El economista Vittorio Corbo, expresidente del Banco Central, fue claro en el seminario «Reconstrucción aprobada: ¿y ahora qué?», organizado por Libertad y Desarrollo: la Ley de Reconstrucción no alcanza. Chile necesita «reformas que vayan más allá de las aprobadas en la reforma de permisos sectoriales que se hizo al final de la administración anterior y en la Ley de Reconstrucción».
El diagnóstico de Corbo combina fortalezas reales con debilidades estructurales que el mercado ya descuenta. En el debe: bajo crecimiento tendencial, desempleo del 9,4% según el último boletín del INE, alta informalidad y un sistema educativo que no prepara a los trabajadores para la economía actual.

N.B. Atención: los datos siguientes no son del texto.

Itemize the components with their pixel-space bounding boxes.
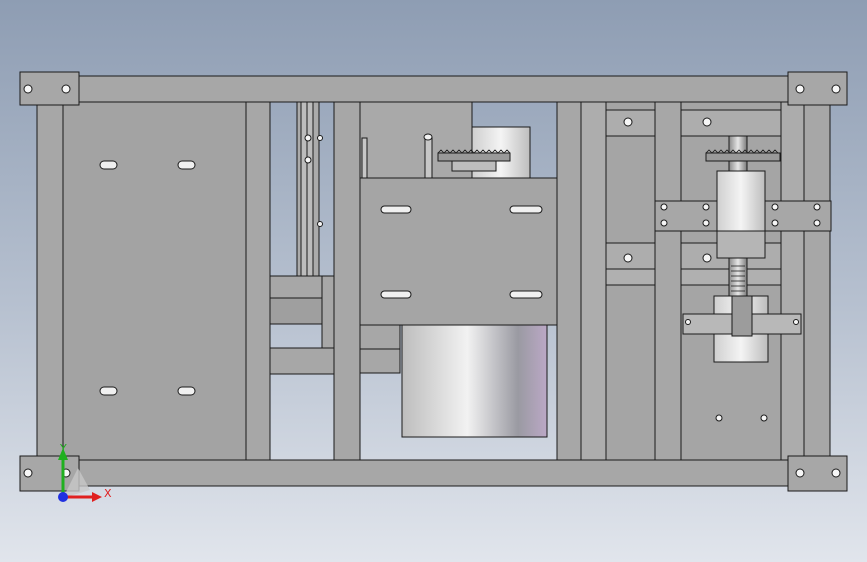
center-lower-bar-2: [359, 348, 401, 374]
cad-viewport[interactable]: X Y: [0, 0, 867, 562]
post-d: [580, 101, 607, 461]
center-slide-plate: [359, 177, 558, 326]
right-outer-post: [803, 101, 831, 461]
y-axis-label: Y: [59, 442, 67, 455]
x-axis-label: X: [104, 487, 112, 500]
center-lower-bar-1: [359, 324, 401, 350]
post-a: [245, 101, 271, 461]
post-b: [333, 101, 361, 461]
sprocket-right: [705, 152, 781, 162]
sprocket-left: [437, 152, 511, 162]
main-motor: [401, 324, 548, 438]
left-side-panel: [62, 101, 247, 461]
assembly-drawing[interactable]: X Y: [0, 0, 867, 562]
post-c: [556, 101, 582, 461]
left-outer-post: [36, 101, 64, 461]
cross-member-3: [269, 347, 335, 375]
bottom-beam: [78, 459, 789, 487]
cross-member-stub: [321, 275, 335, 349]
post-e: [654, 101, 682, 461]
top-beam: [78, 75, 789, 103]
right-lower-rail: [605, 268, 805, 286]
post-f: [780, 101, 805, 461]
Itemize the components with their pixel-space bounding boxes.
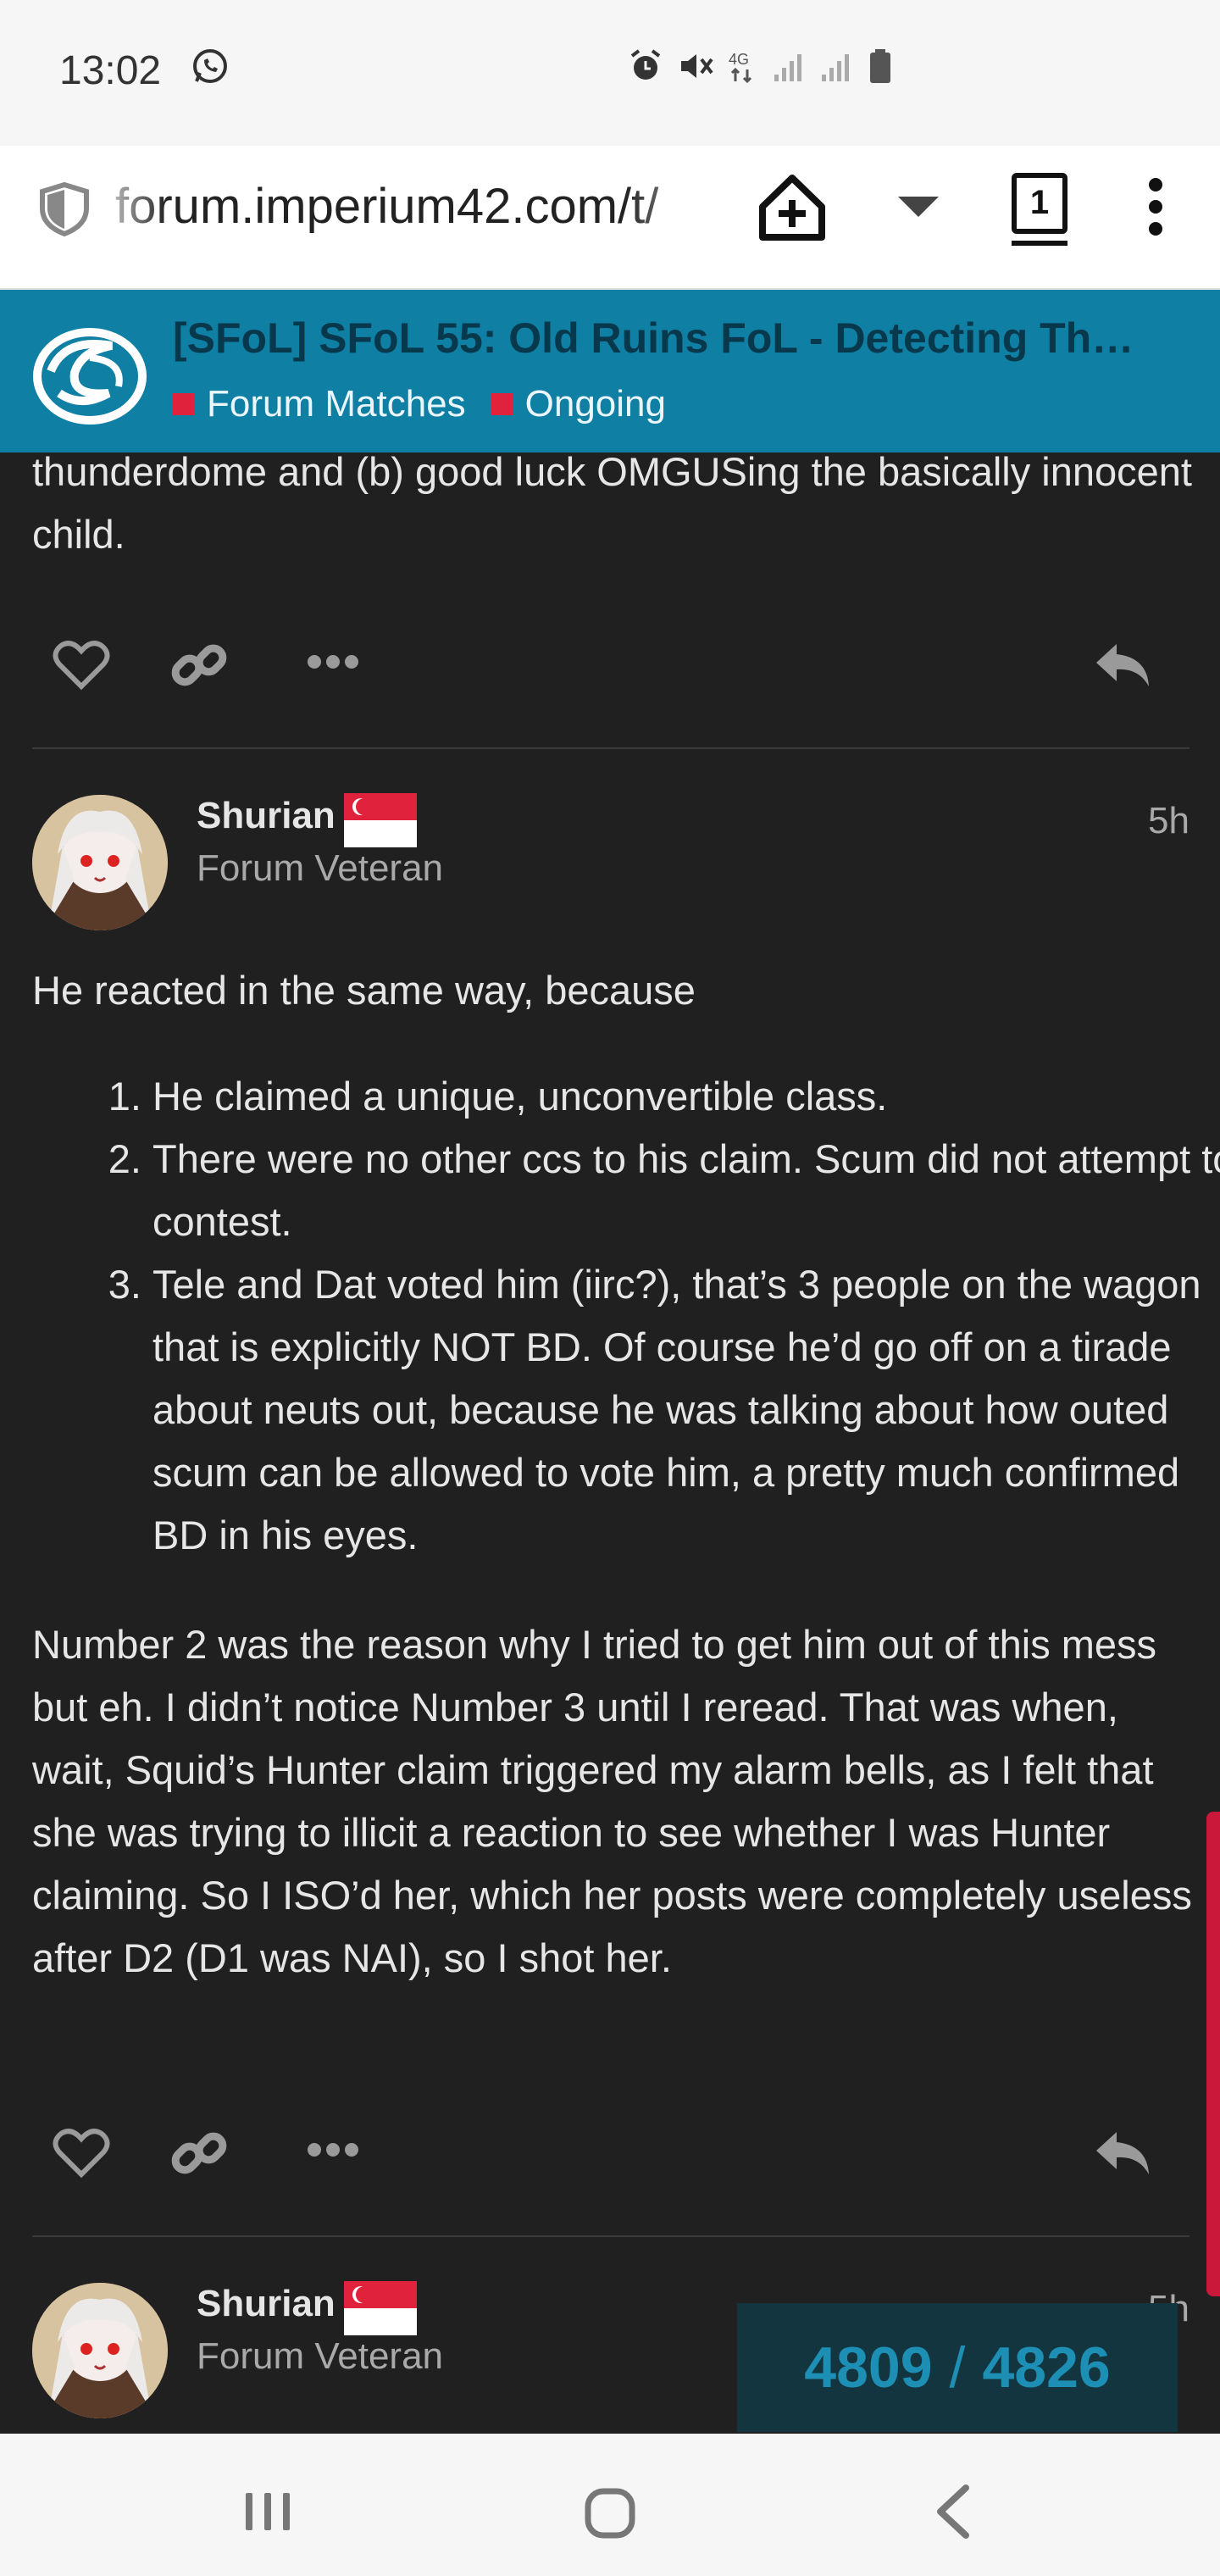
post-numbered-list: He claimed a unique, unconvertible class… bbox=[85, 1065, 1220, 1567]
progress-separator: / bbox=[949, 2335, 966, 2400]
user-title: Forum Veteran bbox=[197, 847, 444, 889]
avatar[interactable] bbox=[32, 795, 168, 930]
signal-icon bbox=[822, 54, 849, 81]
username[interactable]: Shurian bbox=[197, 795, 336, 837]
alarm-icon bbox=[630, 49, 661, 80]
status-bar: 13:02 4G bbox=[0, 0, 1220, 146]
topic-title[interactable]: [SFoL] SFoL 55: Old Ruins FoL - Detectin… bbox=[173, 314, 1156, 363]
category-color-square bbox=[173, 393, 195, 415]
back-icon[interactable] bbox=[932, 2483, 974, 2540]
post-body-fragment: thunderdome and (b) good luck OMGUSing t… bbox=[32, 449, 1192, 557]
avatar[interactable] bbox=[32, 2283, 168, 2418]
more-options-icon[interactable] bbox=[307, 2142, 359, 2157]
signal-icon bbox=[774, 54, 801, 81]
more-options-icon[interactable] bbox=[307, 654, 359, 669]
home-icon[interactable] bbox=[583, 2486, 637, 2540]
post-body-intro: He reacted in the same way, because bbox=[32, 968, 696, 1013]
category-badge[interactable]: Ongoing bbox=[491, 383, 666, 425]
post-divider bbox=[32, 747, 1190, 749]
list-item: He claimed a unique, unconvertible class… bbox=[152, 1065, 1220, 1128]
reply-icon[interactable] bbox=[1093, 2129, 1152, 2178]
status-time: 13:02 bbox=[59, 48, 162, 93]
progress-total: 4826 bbox=[982, 2335, 1111, 2400]
mute-icon bbox=[681, 54, 713, 78]
post-actions bbox=[0, 2112, 1220, 2196]
site-logo[interactable] bbox=[30, 320, 149, 425]
like-icon[interactable] bbox=[53, 639, 110, 691]
scroll-indicator[interactable] bbox=[1206, 1812, 1220, 2296]
url-field[interactable]: forum.imperium42.com/t/ bbox=[115, 178, 725, 237]
battery-icon bbox=[870, 49, 890, 83]
list-item: Tele and Dat voted him (iirc?), that’s 3… bbox=[152, 1253, 1220, 1567]
shield-icon[interactable] bbox=[37, 181, 92, 237]
post-divider bbox=[32, 2235, 1190, 2237]
link-icon[interactable] bbox=[169, 2124, 229, 2183]
svg-text:4G: 4G bbox=[729, 51, 749, 68]
flag-icon bbox=[344, 793, 417, 847]
post-actions bbox=[0, 624, 1220, 708]
topic-progress[interactable]: 4809 / 4826 bbox=[737, 2303, 1178, 2432]
reply-icon[interactable] bbox=[1093, 641, 1152, 690]
link-icon[interactable] bbox=[169, 636, 229, 695]
tabs-button[interactable]: 1 bbox=[1012, 173, 1068, 246]
username[interactable]: Shurian bbox=[197, 2283, 336, 2325]
chevron-down-icon[interactable] bbox=[895, 192, 942, 222]
category-badge[interactable]: Forum Matches bbox=[173, 383, 466, 425]
category-color-square bbox=[491, 393, 513, 415]
user-title: Forum Veteran bbox=[197, 2335, 444, 2377]
list-item: There were no other ccs to his claim. Sc… bbox=[152, 1128, 1220, 1253]
add-to-homescreen-icon[interactable] bbox=[754, 169, 830, 246]
category-label: Ongoing bbox=[524, 383, 666, 425]
topic-categories: Forum Matches Ongoing bbox=[173, 383, 666, 425]
recent-apps-icon[interactable] bbox=[242, 2486, 293, 2537]
whatsapp-icon bbox=[193, 49, 227, 83]
4g-icon: 4G bbox=[729, 51, 752, 84]
post-body-paragraph: Number 2 was the reason why I tried to g… bbox=[32, 1622, 1192, 1980]
category-label: Forum Matches bbox=[207, 383, 466, 425]
flag-icon bbox=[344, 2281, 417, 2335]
menu-icon[interactable] bbox=[1147, 178, 1164, 244]
like-icon[interactable] bbox=[53, 2127, 110, 2179]
progress-current: 4809 bbox=[804, 2335, 933, 2400]
post-timestamp[interactable]: 5h bbox=[1148, 800, 1190, 842]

En el haber: apertura a mercados internacionales, inflación cercana a la meta, deuda pública acotada y credibilidad política en el exterior.
Las oportunidades están sobre la mesa —inteligencia artificial, diversificación de cadenas de suministro, formación técnico-profesional—, pero capturarlas exige despejar el camino regulatorio. Corbo apuntó directamente a la mejora del sistema de permisos medioambientales y a la reducción de barreras que traban proyectos de inversión en minería, energía y aguas. Sin esos cambios, el capital seguirá mirando desde afuera.

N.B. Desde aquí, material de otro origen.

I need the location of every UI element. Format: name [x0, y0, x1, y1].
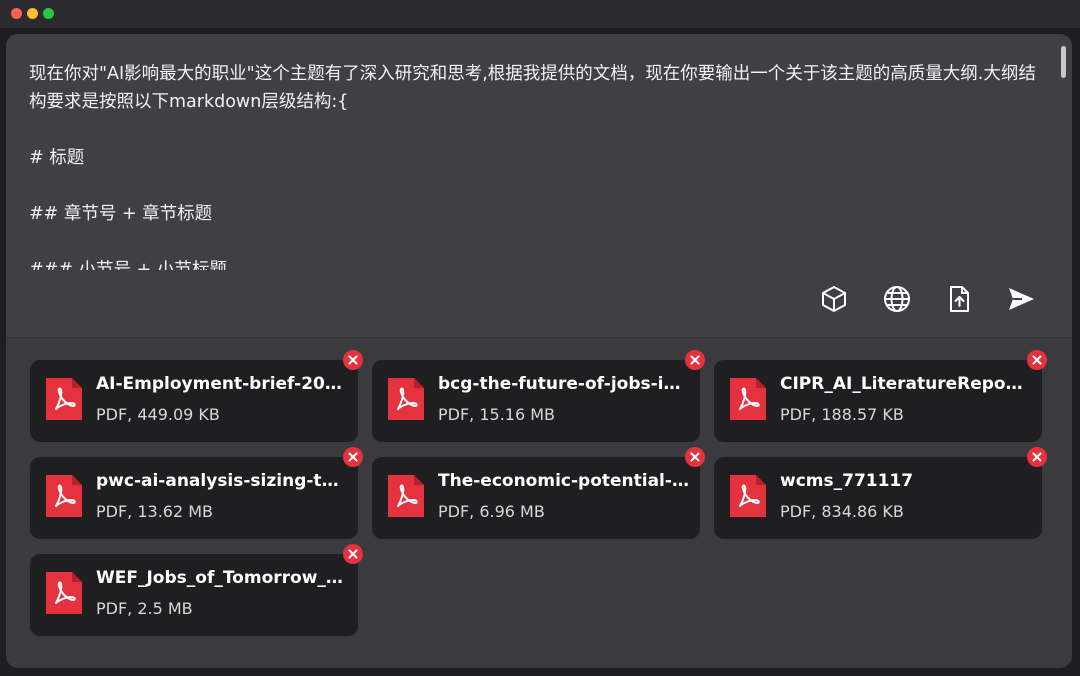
prompt-scrollbar[interactable] — [1061, 46, 1066, 78]
pdf-icon — [46, 475, 82, 517]
pdf-icon — [388, 378, 424, 420]
file-meta: PDF, 15.16 MB — [438, 405, 556, 424]
close-icon — [1032, 452, 1042, 462]
send-icon[interactable] — [1006, 284, 1036, 314]
cube-icon[interactable] — [819, 284, 849, 314]
file-card[interactable]: CIPR_AI_LiteratureRepository PDF, 188.57… — [714, 360, 1042, 442]
window-minimize-button[interactable] — [27, 8, 38, 19]
pdf-icon — [730, 475, 766, 517]
file-meta: PDF, 2.5 MB — [96, 599, 193, 618]
remove-file-button[interactable] — [1027, 447, 1047, 467]
close-icon — [348, 355, 358, 365]
remove-file-button[interactable] — [343, 350, 363, 370]
close-icon — [348, 549, 358, 559]
file-name: AI-Employment-brief-2021 — [96, 374, 348, 394]
close-icon — [348, 452, 358, 462]
file-card[interactable]: wcms_771117 PDF, 834.86 KB — [714, 457, 1042, 539]
globe-icon[interactable] — [882, 284, 912, 314]
window-close-button[interactable] — [11, 8, 22, 19]
window-titlebar — [0, 0, 1080, 28]
pdf-icon — [46, 572, 82, 614]
prompt-area: 现在你对"AI影响最大的职业"这个主题有了深入研究和思考,根据我提供的文档，现在… — [6, 34, 1072, 337]
file-name: WEF_Jobs_of_Tomorrow_Ge... — [96, 568, 348, 588]
divider — [6, 337, 1072, 338]
window-maximize-button[interactable] — [43, 8, 54, 19]
chat-input-panel: 现在你对"AI影响最大的职业"这个主题有了深入研究和思考,根据我提供的文档，现在… — [6, 34, 1072, 668]
remove-file-button[interactable] — [685, 350, 705, 370]
file-name: pwc-ai-analysis-sizing-the-... — [96, 471, 348, 491]
file-card[interactable]: AI-Employment-brief-2021 PDF, 449.09 KB — [30, 360, 358, 442]
upload-file-icon[interactable] — [944, 284, 974, 314]
close-icon — [690, 355, 700, 365]
remove-file-button[interactable] — [343, 544, 363, 564]
file-meta: PDF, 188.57 KB — [780, 405, 904, 424]
file-meta: PDF, 449.09 KB — [96, 405, 220, 424]
file-name: The-economic-potential-of... — [438, 471, 690, 491]
pdf-icon — [46, 378, 82, 420]
file-card[interactable]: WEF_Jobs_of_Tomorrow_Ge... PDF, 2.5 MB — [30, 554, 358, 636]
file-meta: PDF, 13.62 MB — [96, 502, 214, 521]
file-card[interactable]: The-economic-potential-of... PDF, 6.96 M… — [372, 457, 700, 539]
file-meta: PDF, 6.96 MB — [438, 502, 545, 521]
file-card[interactable]: pwc-ai-analysis-sizing-the-... PDF, 13.6… — [30, 457, 358, 539]
close-icon — [1032, 355, 1042, 365]
close-icon — [690, 452, 700, 462]
remove-file-button[interactable] — [1027, 350, 1047, 370]
prompt-textarea[interactable]: 现在你对"AI影响最大的职业"这个主题有了深入研究和思考,根据我提供的文档，现在… — [29, 60, 1039, 270]
file-name: wcms_771117 — [780, 471, 914, 491]
remove-file-button[interactable] — [685, 447, 705, 467]
file-name: CIPR_AI_LiteratureRepository — [780, 374, 1032, 394]
file-name: bcg-the-future-of-jobs-in-t... — [438, 374, 690, 394]
file-card[interactable]: bcg-the-future-of-jobs-in-t... PDF, 15.1… — [372, 360, 700, 442]
pdf-icon — [730, 378, 766, 420]
pdf-icon — [388, 475, 424, 517]
remove-file-button[interactable] — [343, 447, 363, 467]
file-meta: PDF, 834.86 KB — [780, 502, 904, 521]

En materia laboral, el economista respaldó un paquete de medidas que forman parte de la agenda del Ministerio del Trabajo: flexibilización de la jornada de 40 horas, reemplazo de la indemnización por año de servicio por una ante todo evento, facilitación de la polifuncionalidad y tramitación del proyecto de sala cuna universal. Corbo calificó este conjunto como una reforma laboral de «gran interés y valor para nosotros, para el país».
La señal es nítida: el aparato regulatorio chileno sigue siendo el principal cuello de botella para la productividad. Cada mes que un proyecto minero o energético espera una resolución ambiental es capital que no fluye, empleo formal que no se crea y recaudación que no llega.
Desde Ágora Capital, el mensaje de Corbo confirma lo que los números ya anticipan: una tasa de desempleo del 9,4% no se corrige con gasto público adicional ni con retórica redistributiva. Se corrige con reglas claras, permisos predecibles y un mercado laboral que permita contratar —y descontratar— sin que el riesgo jurídico paralice la decisión empresarial. La Ley de Reconstrucción fue un paso; el siguiente es más difícil porque toca intereses instalados en la burocracia ambiental y en la rigidez sindical. Ahí está la verdadera prueba para la agenda de crecimiento.